Microsoft Research (MSR) is the research subsidiary of Microsoft, formed in 1991 with the intent to advance state-of-the-art computing and solve difficult world problems through technological innovation in collaboration with academic, government, and industry researchers. The Microsoft Research team employs more than 1,000 computer scientists, physicists, engineers, and mathematicians, including Turing Award winners, Fields Medal winners, MacArthur Fellows, and Dijkstra Prize winners.
MSR has numerous scientists and partners working tasks involving very large datasets. While some are as small as 100MB, the datasets can also be as large as 50+TB. These datasets are also scattered across divisions, making discovery and usage difficult.
To address these issues, Microsoft Research approached Wintellect to create the Microsoft Research Open Data portal web site. This site allows users to discover and select interesting data and then quickly provision it to an Azure cloud environment for further analysis. Longer term, the vision is to open the portal to contributions and consumption from outside of Microsoft Research, with the primary target audiences being data scientists, researchers, and colleges and universities. You can visit the site here: https://msropendata.com/.
The Microsoft Open Data portal design makes it easy to identify datasets by specific criteria, or to search for datasets based on descriptions and characteristics. Once datasets are found, individual files can be previewed in a browser and downloaded directly to the user’s computer. A user can also get a link that allows the data to be directly consumed from Azure blob storage, making it easy to utilize any preferred toolset. Longer term plans include the possibility to provision and deploy data directly to virtual machines. In order to download a file, or consume the dataset in Azure, the user would accept an associated license agreement. The user’s acceptance of the license is then tracked for compliance.
From a technical perspective, the Open Data Repository code is hosted, built, and deployed using Visual Studio Team Services. It uses a combination of tools and technologies and is hosted in the Azure public cloud.

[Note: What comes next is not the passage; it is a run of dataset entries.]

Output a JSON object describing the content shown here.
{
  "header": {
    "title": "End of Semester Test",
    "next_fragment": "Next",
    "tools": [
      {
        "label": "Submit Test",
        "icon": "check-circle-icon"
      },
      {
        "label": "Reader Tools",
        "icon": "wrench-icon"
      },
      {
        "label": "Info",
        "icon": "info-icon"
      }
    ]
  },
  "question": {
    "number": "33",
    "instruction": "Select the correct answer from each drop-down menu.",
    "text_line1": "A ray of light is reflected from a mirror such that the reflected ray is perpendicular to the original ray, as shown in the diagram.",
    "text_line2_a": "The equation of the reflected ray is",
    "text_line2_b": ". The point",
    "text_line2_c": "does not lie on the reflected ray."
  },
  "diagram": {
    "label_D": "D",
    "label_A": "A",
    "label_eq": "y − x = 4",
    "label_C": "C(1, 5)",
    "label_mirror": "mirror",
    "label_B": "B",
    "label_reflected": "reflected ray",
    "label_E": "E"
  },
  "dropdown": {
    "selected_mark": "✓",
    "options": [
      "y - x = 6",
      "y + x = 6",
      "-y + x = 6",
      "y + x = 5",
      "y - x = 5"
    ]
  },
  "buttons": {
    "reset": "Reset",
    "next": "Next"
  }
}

These technologies include:
- Cosmos DB: Maintains catalog information about the datasets and their contents.
- Azure Search: To assist in detail and textual searches of dataset properties.

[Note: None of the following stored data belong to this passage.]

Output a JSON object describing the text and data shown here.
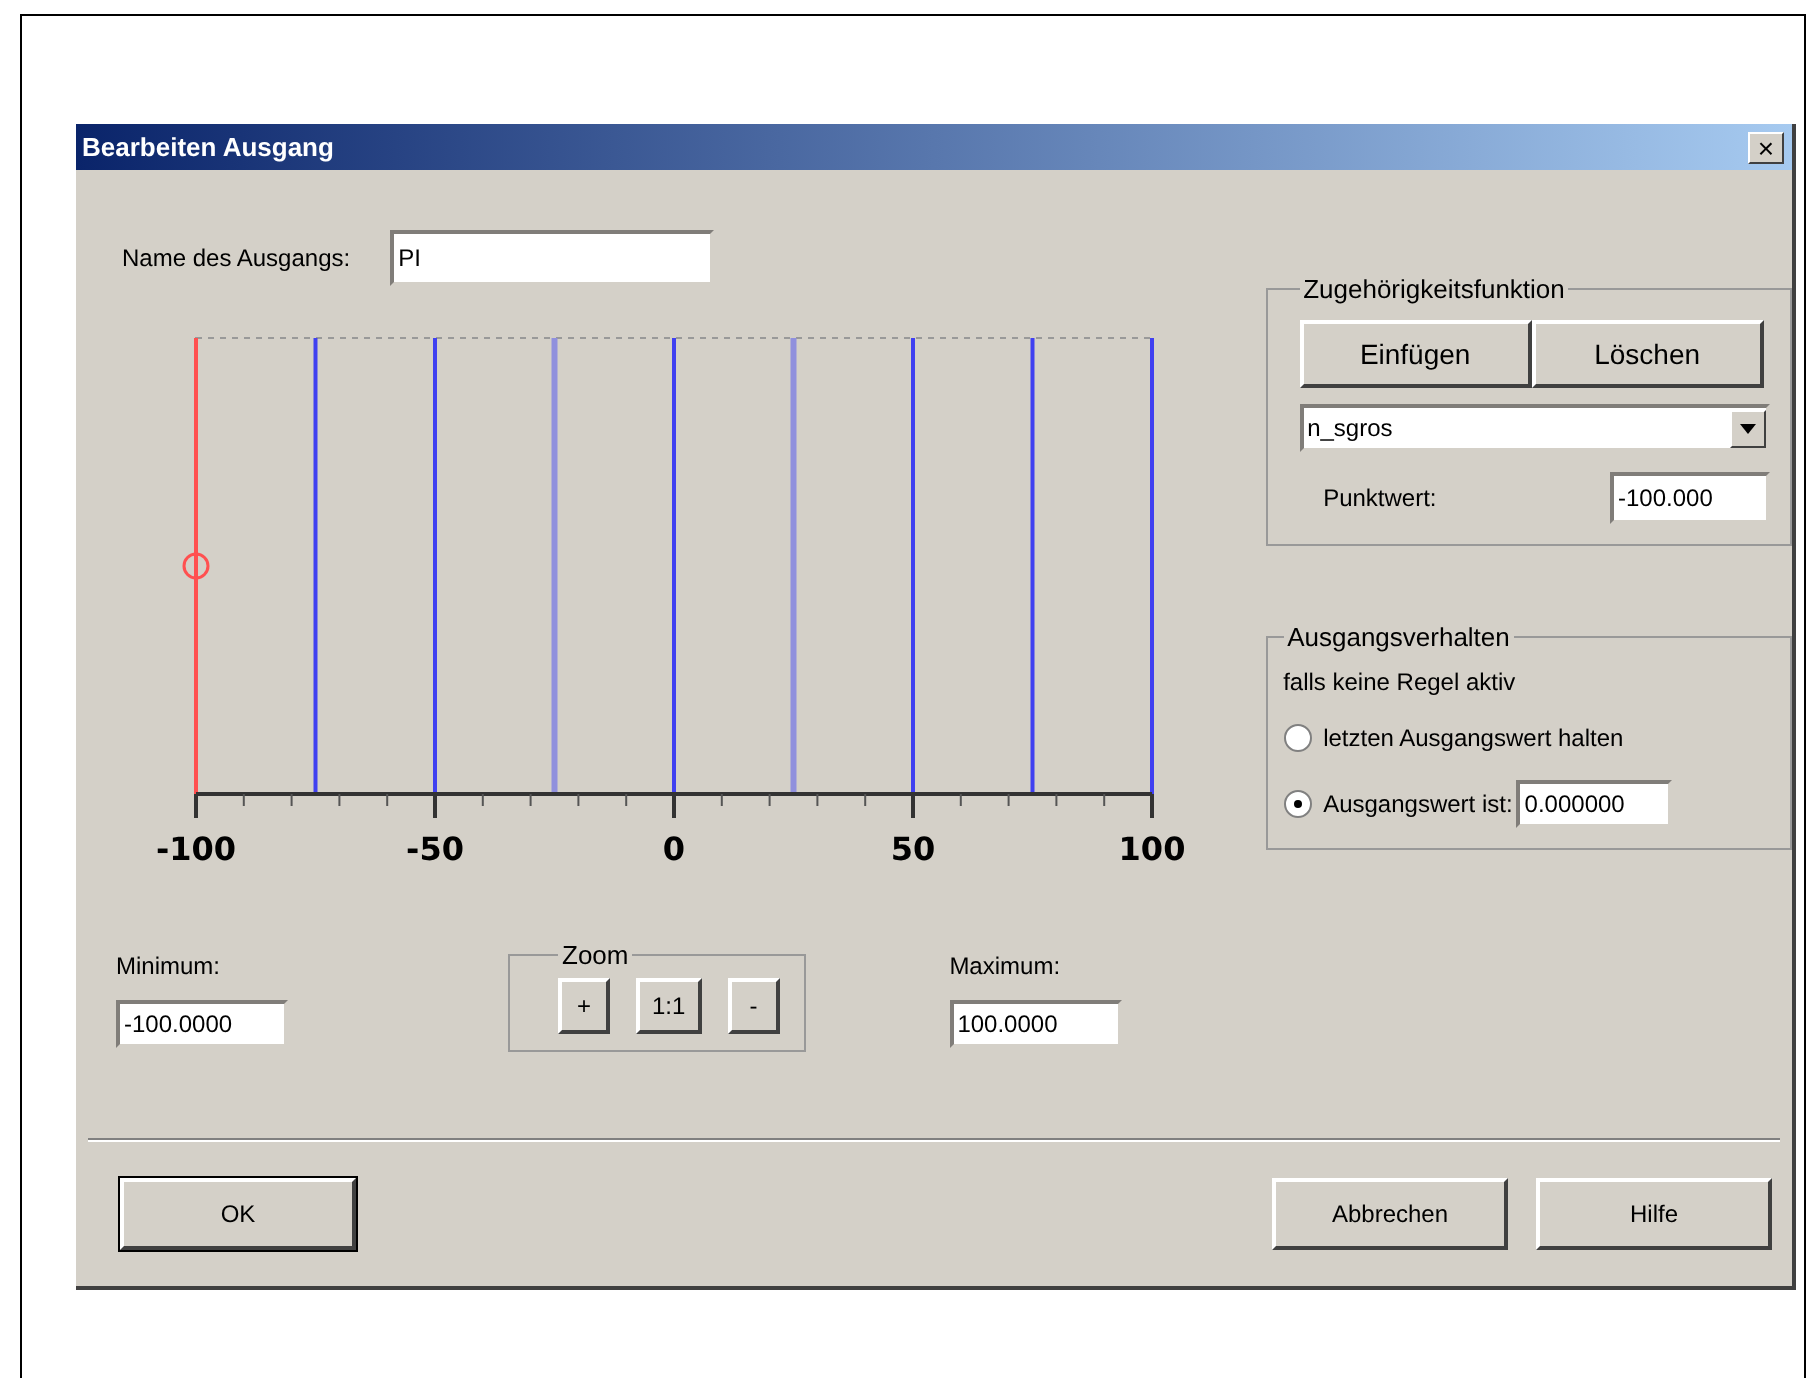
{
  "window": {
    "title": "Bearbeiten Ausgang",
    "close": "×"
  },
  "name_field": {
    "label": "Name des Ausgangs:",
    "value": "PI"
  },
  "plot": {
    "tick_labels": [
      "-100",
      "-50",
      "0",
      "50",
      "100"
    ],
    "lines": [
      {
        "selected": true,
        "highlighted": false
      },
      {
        "selected": false,
        "highlighted": false
      },
      {
        "selected": false,
        "highlighted": false
      },
      {
        "selected": false,
        "highlighted": true
      },
      {
        "selected": false,
        "highlighted": false
      },
      {
        "selected": false,
        "highlighted": true
      },
      {
        "selected": false,
        "highlighted": false
      },
      {
        "selected": false,
        "highlighted": false
      },
      {
        "selected": false,
        "highlighted": false
      }
    ]
  },
  "minimum": {
    "label": "Minimum:",
    "value": "-100.0000"
  },
  "zoom": {
    "title": "Zoom",
    "buttons": [
      "+",
      "1:1",
      "-"
    ]
  },
  "maximum": {
    "label": "Maximum:",
    "value": "100.0000"
  },
  "membership": {
    "title": "Zugehörigkeitsfunktion",
    "buttons": [
      "Einfügen",
      "Löschen"
    ],
    "dropdown": "n_sgros",
    "point_label": "Punktwert:",
    "point_value": "-100.000"
  },
  "output_behavior": {
    "title": "Ausgangsverhalten",
    "note": "falls keine Regel aktiv",
    "options": [
      {
        "label": "letzten Ausgangswert halten",
        "selected": false
      },
      {
        "label": "Ausgangswert ist:",
        "selected": true,
        "value": "0.000000"
      }
    ]
  },
  "buttons": [
    {
      "label": "OK",
      "default": true
    },
    {
      "label": "Abbrechen",
      "default": false
    },
    {
      "label": "Hilfe",
      "default": false
    }
  ]
}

- Azure App Services/Web Sites: To host the web site and administrative tools.
- Azure Batch: To process datasets, including cataloging and creating compressed archives of datasets.

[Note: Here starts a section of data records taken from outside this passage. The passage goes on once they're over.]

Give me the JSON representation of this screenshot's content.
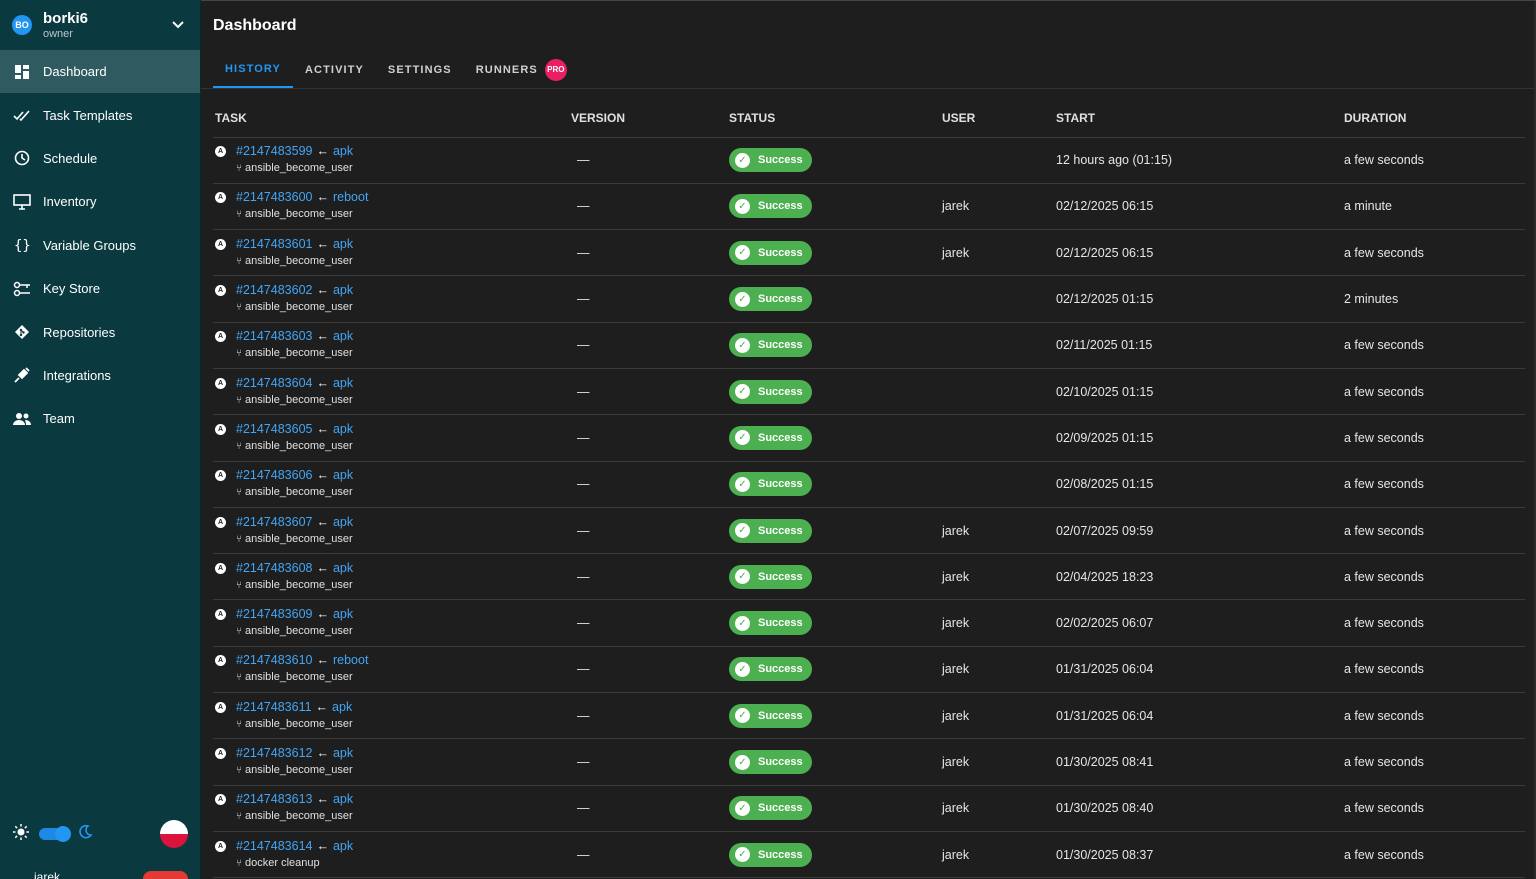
{
  "project": {
    "initials": "BO",
    "name": "borki6",
    "role": "owner"
  },
  "nav": [
    {
      "label": "Dashboard",
      "icon": "dashboard-icon",
      "active": true
    },
    {
      "label": "Task Templates",
      "icon": "double-check-icon",
      "active": false
    },
    {
      "label": "Schedule",
      "icon": "clock-icon",
      "active": false
    },
    {
      "label": "Inventory",
      "icon": "monitor-icon",
      "active": false
    },
    {
      "label": "Variable Groups",
      "icon": "braces-icon",
      "active": false
    },
    {
      "label": "Key Store",
      "icon": "key-icon",
      "active": false
    },
    {
      "label": "Repositories",
      "icon": "git-icon",
      "active": false
    },
    {
      "label": "Integrations",
      "icon": "plug-icon",
      "active": false
    },
    {
      "label": "Team",
      "icon": "team-icon",
      "active": false
    }
  ],
  "footer": {
    "user": "jarek"
  },
  "page": {
    "title": "Dashboard"
  },
  "tabs": [
    {
      "label": "HISTORY",
      "active": true
    },
    {
      "label": "ACTIVITY",
      "active": false
    },
    {
      "label": "SETTINGS",
      "active": false
    },
    {
      "label": "RUNNERS",
      "active": false,
      "badge": "PRO"
    }
  ],
  "table": {
    "headers": {
      "task": "TASK",
      "version": "VERSION",
      "status": "STATUS",
      "user": "USER",
      "start": "START",
      "duration": "DURATION"
    },
    "rows": [
      {
        "id": "#2147483599",
        "template": "apk",
        "branch": "ansible_become_user",
        "version": "—",
        "status": "Success",
        "user": "",
        "start": "12 hours ago (01:15)",
        "duration": "a few seconds"
      },
      {
        "id": "#2147483600",
        "template": "reboot",
        "branch": "ansible_become_user",
        "version": "—",
        "status": "Success",
        "user": "jarek",
        "start": "02/12/2025 06:15",
        "duration": "a minute"
      },
      {
        "id": "#2147483601",
        "template": "apk",
        "branch": "ansible_become_user",
        "version": "—",
        "status": "Success",
        "user": "jarek",
        "start": "02/12/2025 06:15",
        "duration": "a few seconds"
      },
      {
        "id": "#2147483602",
        "template": "apk",
        "branch": "ansible_become_user",
        "version": "—",
        "status": "Success",
        "user": "",
        "start": "02/12/2025 01:15",
        "duration": "2 minutes"
      },
      {
        "id": "#2147483603",
        "template": "apk",
        "branch": "ansible_become_user",
        "version": "—",
        "status": "Success",
        "user": "",
        "start": "02/11/2025 01:15",
        "duration": "a few seconds"
      },
      {
        "id": "#2147483604",
        "template": "apk",
        "branch": "ansible_become_user",
        "version": "—",
        "status": "Success",
        "user": "",
        "start": "02/10/2025 01:15",
        "duration": "a few seconds"
      },
      {
        "id": "#2147483605",
        "template": "apk",
        "branch": "ansible_become_user",
        "version": "—",
        "status": "Success",
        "user": "",
        "start": "02/09/2025 01:15",
        "duration": "a few seconds"
      },
      {
        "id": "#2147483606",
        "template": "apk",
        "branch": "ansible_become_user",
        "version": "—",
        "status": "Success",
        "user": "",
        "start": "02/08/2025 01:15",
        "duration": "a few seconds"
      },
      {
        "id": "#2147483607",
        "template": "apk",
        "branch": "ansible_become_user",
        "version": "—",
        "status": "Success",
        "user": "jarek",
        "start": "02/07/2025 09:59",
        "duration": "a few seconds"
      },
      {
        "id": "#2147483608",
        "template": "apk",
        "branch": "ansible_become_user",
        "version": "—",
        "status": "Success",
        "user": "jarek",
        "start": "02/04/2025 18:23",
        "duration": "a few seconds"
      },
      {
        "id": "#2147483609",
        "template": "apk",
        "branch": "ansible_become_user",
        "version": "—",
        "status": "Success",
        "user": "jarek",
        "start": "02/02/2025 06:07",
        "duration": "a few seconds"
      },
      {
        "id": "#2147483610",
        "template": "reboot",
        "branch": "ansible_become_user",
        "version": "—",
        "status": "Success",
        "user": "jarek",
        "start": "01/31/2025 06:04",
        "duration": "a few seconds"
      },
      {
        "id": "#2147483611",
        "template": "apk",
        "branch": "ansible_become_user",
        "version": "—",
        "status": "Success",
        "user": "jarek",
        "start": "01/31/2025 06:04",
        "duration": "a few seconds"
      },
      {
        "id": "#2147483612",
        "template": "apk",
        "branch": "ansible_become_user",
        "version": "—",
        "status": "Success",
        "user": "jarek",
        "start": "01/30/2025 08:41",
        "duration": "a few seconds"
      },
      {
        "id": "#2147483613",
        "template": "apk",
        "branch": "ansible_become_user",
        "version": "—",
        "status": "Success",
        "user": "jarek",
        "start": "01/30/2025 08:40",
        "duration": "a few seconds"
      },
      {
        "id": "#2147483614",
        "template": "apk",
        "branch": "docker cleanup",
        "version": "—",
        "status": "Success",
        "user": "jarek",
        "start": "01/30/2025 08:37",
        "duration": "a few seconds"
      }
    ]
  }
}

- Azure B2C / MSAL.js: To authenticate users via the web application.
- Application Insights: Tracks usage of the web applications and individual datasets.
- SendGrid: To deliver notifications of new dataset nominations.
- Azure Key Vault: To control access to secure Azure resources.
- Azure Blob Storage: Stores the content of the datasets.
- .NET Core: To implement the web application and other related tools.
- ARM templates: To define Azure resources and ensure consistent deployments as well as create “big data” resources within a user’s own Azure subscription.
- Angular: To implement the user interface for the web application.
Microsoft needed a partner that was expert at creating enterprise web applications integrated with Azure PaaS and Data/AI services. Wintellect is a Microsoft Gold Cloud Platform, Gold DevOps, and Gold Data Platform partner, as well as an AI Inner Circle partner and Advanced Analytics Training partner. We are recognized as leaders in complex application development and cloud architectures.
The solution was developed and implemented in several phases, each accomplished within the planned timeframes and budgets. It was developed iteratively, with continuous feedback from stakeholders to ensure the system was delivering the required functionality. The initial deployment was hosted by Wintellect, and then later migrated to the Azure cloud using the App Service Migration tool. A later version added monitoring and alerting capabilities using App Insights. The overall system was also implemented with the assumption that the “big data” technology scene is changing rapidly, and with an architecture in the place to flexibly adapt to future offerings within Azure, including advances in Data Lake technologies.